Sports have given us miracles and oddities that we could never have expected, but the chances of the two-quarterback system working are slim. It is much easier to envision Rex Ryan deciding to use one quarterback and casting the other aside.
After granting Sanchez a three-year extension worth $40.5 million when he still had two years left on his contract, it seems clear that Sanchez is the choice. While his performance last season was lackluster, he was able to lead the Jets to 2 consecutive AFC Championship games in his first two seasons.
If Sanchez is meant to be the starter for the Jets then maybe adding Tebow to the roster is more than just a publicity stunt. Instead it is a move to force Sanchez to play better than he did last year. The problem is that while Sanchez was successful in his first two seasons, it was because Rex relied on the ground and pound offense.

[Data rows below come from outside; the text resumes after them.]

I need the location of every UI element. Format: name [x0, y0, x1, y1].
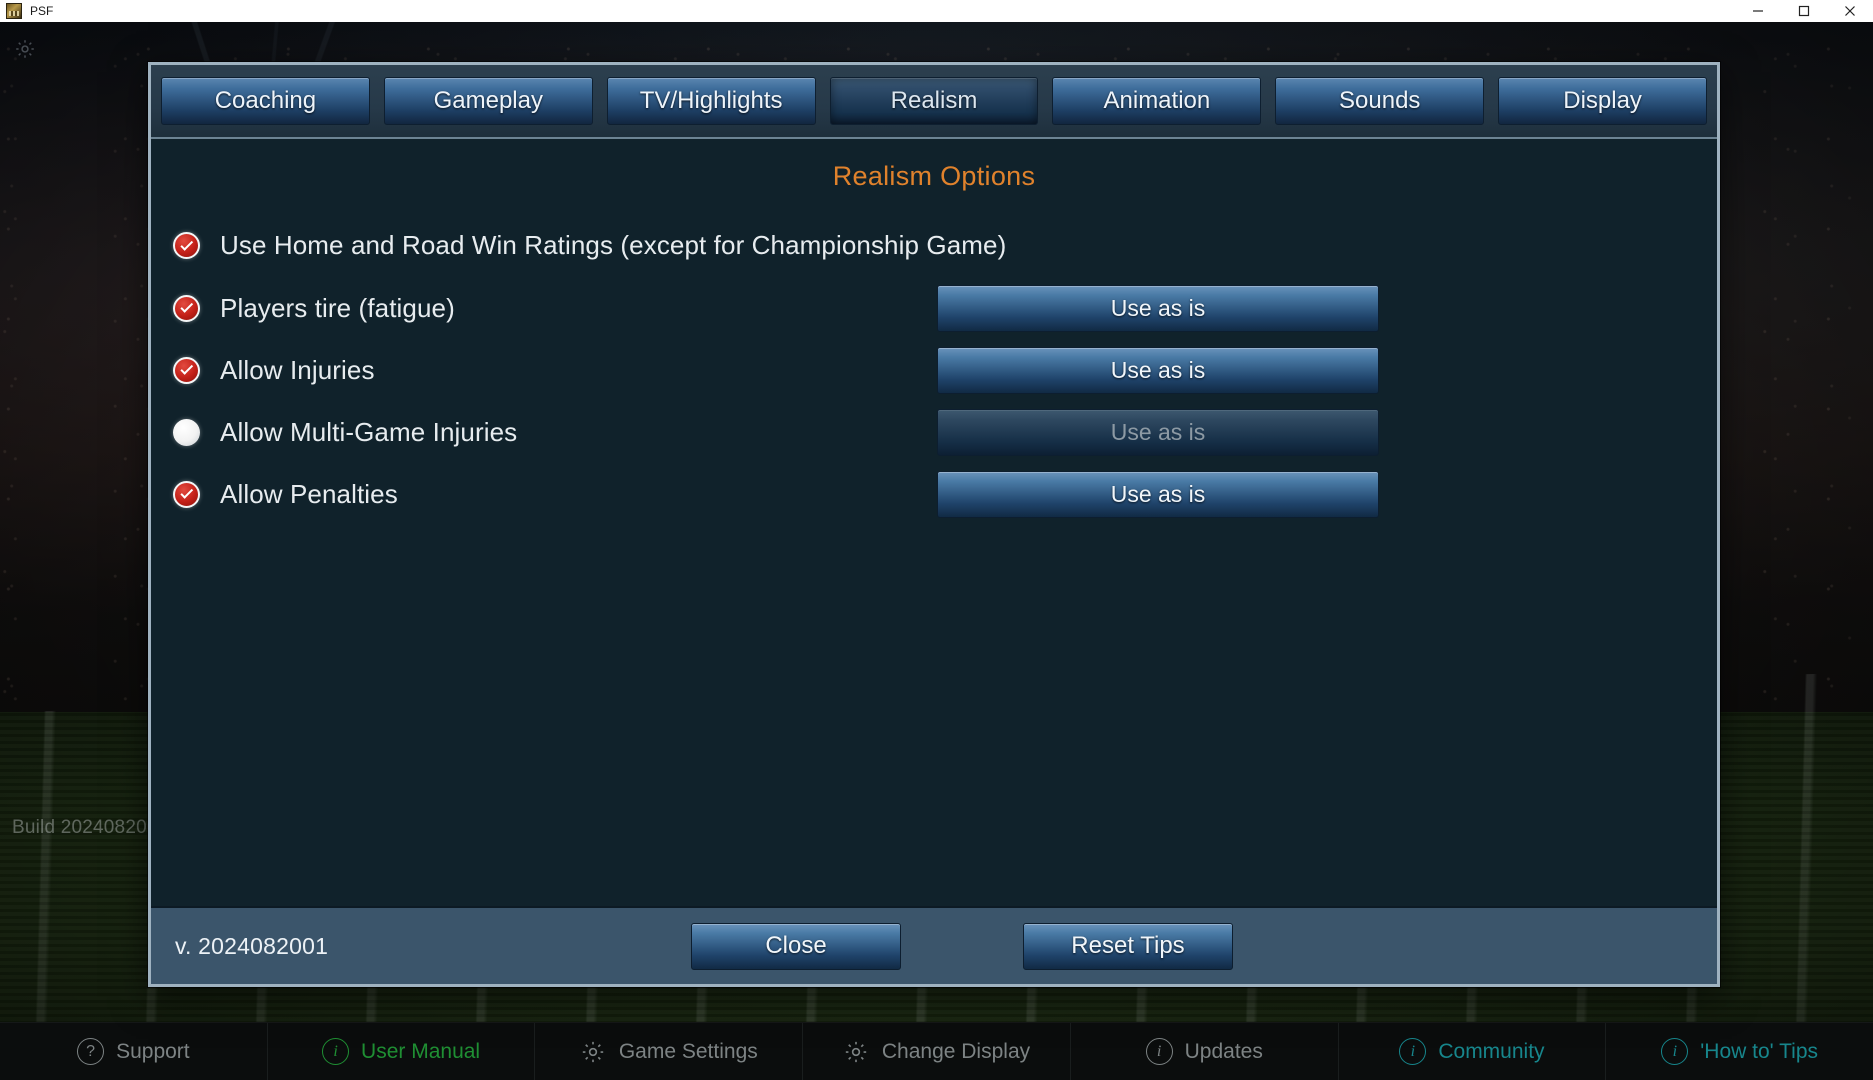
option-label: Use Home and Road Win Ratings (except fo… — [220, 230, 1007, 260]
window-title: PSF — [30, 4, 54, 18]
checkbox-allow-penalties[interactable] — [173, 480, 200, 508]
tab-label: Gameplay — [433, 87, 543, 114]
version-label: v. 2024082001 — [175, 932, 329, 959]
gear-icon — [580, 1038, 607, 1065]
nav-label: User Manual — [361, 1039, 481, 1063]
question-circle-icon: ? — [77, 1038, 105, 1065]
tab-label: Sounds — [1339, 87, 1421, 114]
gear-icon[interactable] — [14, 38, 36, 65]
window-titlebar: PSF — [0, 0, 1873, 22]
tab-animation[interactable]: Animation — [1052, 77, 1262, 125]
app-icon — [6, 3, 22, 19]
option-row: Players tire (fatigue) Use as is — [169, 277, 1699, 339]
info-circle-icon: i — [1145, 1038, 1173, 1065]
checkbox-allow-multi-game-injuries[interactable] — [173, 418, 200, 446]
nav-label: Support — [116, 1039, 190, 1063]
checkbox-disc — [173, 418, 200, 446]
nav-item-how-to-tips[interactable]: i 'How to' Tips — [1606, 1023, 1873, 1080]
option-row: Allow Multi-Game Injuries Use as is — [169, 401, 1699, 463]
close-button[interactable]: Close — [691, 922, 901, 970]
nav-label: Updates — [1184, 1039, 1263, 1063]
info-circle-icon: i — [1661, 1038, 1689, 1065]
nav-item-user-manual[interactable]: i User Manual — [268, 1023, 536, 1080]
option-label: Allow Injuries — [220, 354, 375, 385]
tab-sounds[interactable]: Sounds — [1275, 77, 1485, 125]
option-label: Allow Penalties — [220, 478, 398, 509]
close-button[interactable] — [1827, 0, 1873, 22]
tab-label: Realism — [890, 87, 978, 114]
tab-realism[interactable]: Realism — [829, 77, 1039, 125]
page-title: Realism Options — [832, 161, 1036, 191]
dialog-footer: v. 2024082001 Close Reset Tips — [151, 906, 1717, 984]
settings-dialog: Coaching Gameplay TV/Highlights Realism … — [148, 62, 1720, 987]
nav-label: 'How to' Tips — [1700, 1039, 1819, 1063]
reset-tips-button[interactable]: Reset Tips — [1023, 922, 1233, 970]
nav-label: Game Settings — [618, 1039, 758, 1063]
build-label: Build 2024082001 — [12, 817, 169, 838]
info-circle-icon: i — [1399, 1038, 1427, 1065]
nav-item-support[interactable]: ? Support — [0, 1023, 268, 1080]
realism-options-list: Use Home and Road Win Ratings (except fo… — [169, 214, 1699, 525]
use-as-is-button-allow-penalties[interactable]: Use as is — [937, 470, 1379, 518]
close-icon — [1845, 6, 1855, 16]
nav-item-game-settings[interactable]: Game Settings — [535, 1023, 804, 1080]
checkbox-allow-injuries[interactable] — [173, 356, 200, 384]
settings-panel-body: Realism Options Use Home and Road Win Ra… — [151, 139, 1717, 906]
option-row: Allow Injuries Use as is — [169, 339, 1699, 401]
minimize-button[interactable] — [1735, 0, 1781, 22]
option-label: Allow Multi-Game Injuries — [220, 416, 518, 447]
tab-tv-highlights[interactable]: TV/Highlights — [606, 77, 816, 125]
tab-gameplay[interactable]: Gameplay — [383, 77, 593, 125]
window-controls — [1735, 0, 1873, 22]
minimize-icon — [1753, 10, 1763, 12]
settings-tab-strip: Coaching Gameplay TV/Highlights Realism … — [151, 65, 1717, 139]
nav-label: Community — [1438, 1039, 1545, 1063]
info-circle-icon: i — [322, 1038, 350, 1065]
checkbox-players-tire[interactable] — [173, 294, 200, 322]
nav-item-change-display[interactable]: Change Display — [803, 1023, 1071, 1080]
use-as-is-button-players-tire[interactable]: Use as is — [937, 284, 1379, 332]
tab-label: Display — [1563, 87, 1642, 114]
gear-icon — [843, 1038, 870, 1065]
tab-display[interactable]: Display — [1498, 77, 1708, 125]
maximize-button[interactable] — [1781, 0, 1827, 22]
nav-label: Change Display — [881, 1039, 1031, 1063]
use-as-is-button-allow-injuries[interactable]: Use as is — [937, 346, 1379, 394]
nav-item-updates[interactable]: i Updates — [1071, 1023, 1339, 1080]
use-as-is-button-allow-multi-game-injuries: Use as is — [937, 408, 1379, 456]
option-label: Players tire (fatigue) — [220, 292, 455, 323]
maximize-icon — [1798, 5, 1810, 17]
tab-label: TV/Highlights — [639, 87, 783, 114]
tab-coaching[interactable]: Coaching — [161, 77, 370, 125]
option-row: Allow Penalties Use as is — [169, 463, 1699, 525]
tab-label: Animation — [1103, 87, 1211, 114]
checkbox-use-home-road-win-ratings[interactable] — [173, 232, 200, 259]
app-bottom-nav: ? Support i User Manual Game Settings Ch… — [0, 1022, 1873, 1080]
tab-label: Coaching — [214, 87, 317, 114]
option-row: Use Home and Road Win Ratings (except fo… — [169, 214, 1699, 277]
nav-item-community[interactable]: i Community — [1339, 1023, 1607, 1080]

In 2009 the Jets were ranked 8th in the league in rushing yards, and in 2010 the Jets were ranked 3rd. Last year however, the Jets were ranked 13th. They were only a little bit better than average when it came to running the ball, so they needed Sanchez to step up and perform like an All-Pro quarterback. The team traded up to the #6 pick to select him in the 2009 NFL Draft, so it seemed natural to have high expectations. At the end of the season though, Sanchez was ranked 23rd in the league in overall quarterback rating and the Jets missed the playoffs.
This offseason, Sanchez has had plenty of time to think about his less than stellar play of last year. Add the pressure that the Tebow situation is putting on him and Sanchez knows that he is on the hot seat. If he does not play well, fans will demand for Tebow to become the starter. The question is if Tebow deserve to be the starter. After all, he was ranked behind Sanchez in quarterback rating last season at 27th and led the league in three and outs.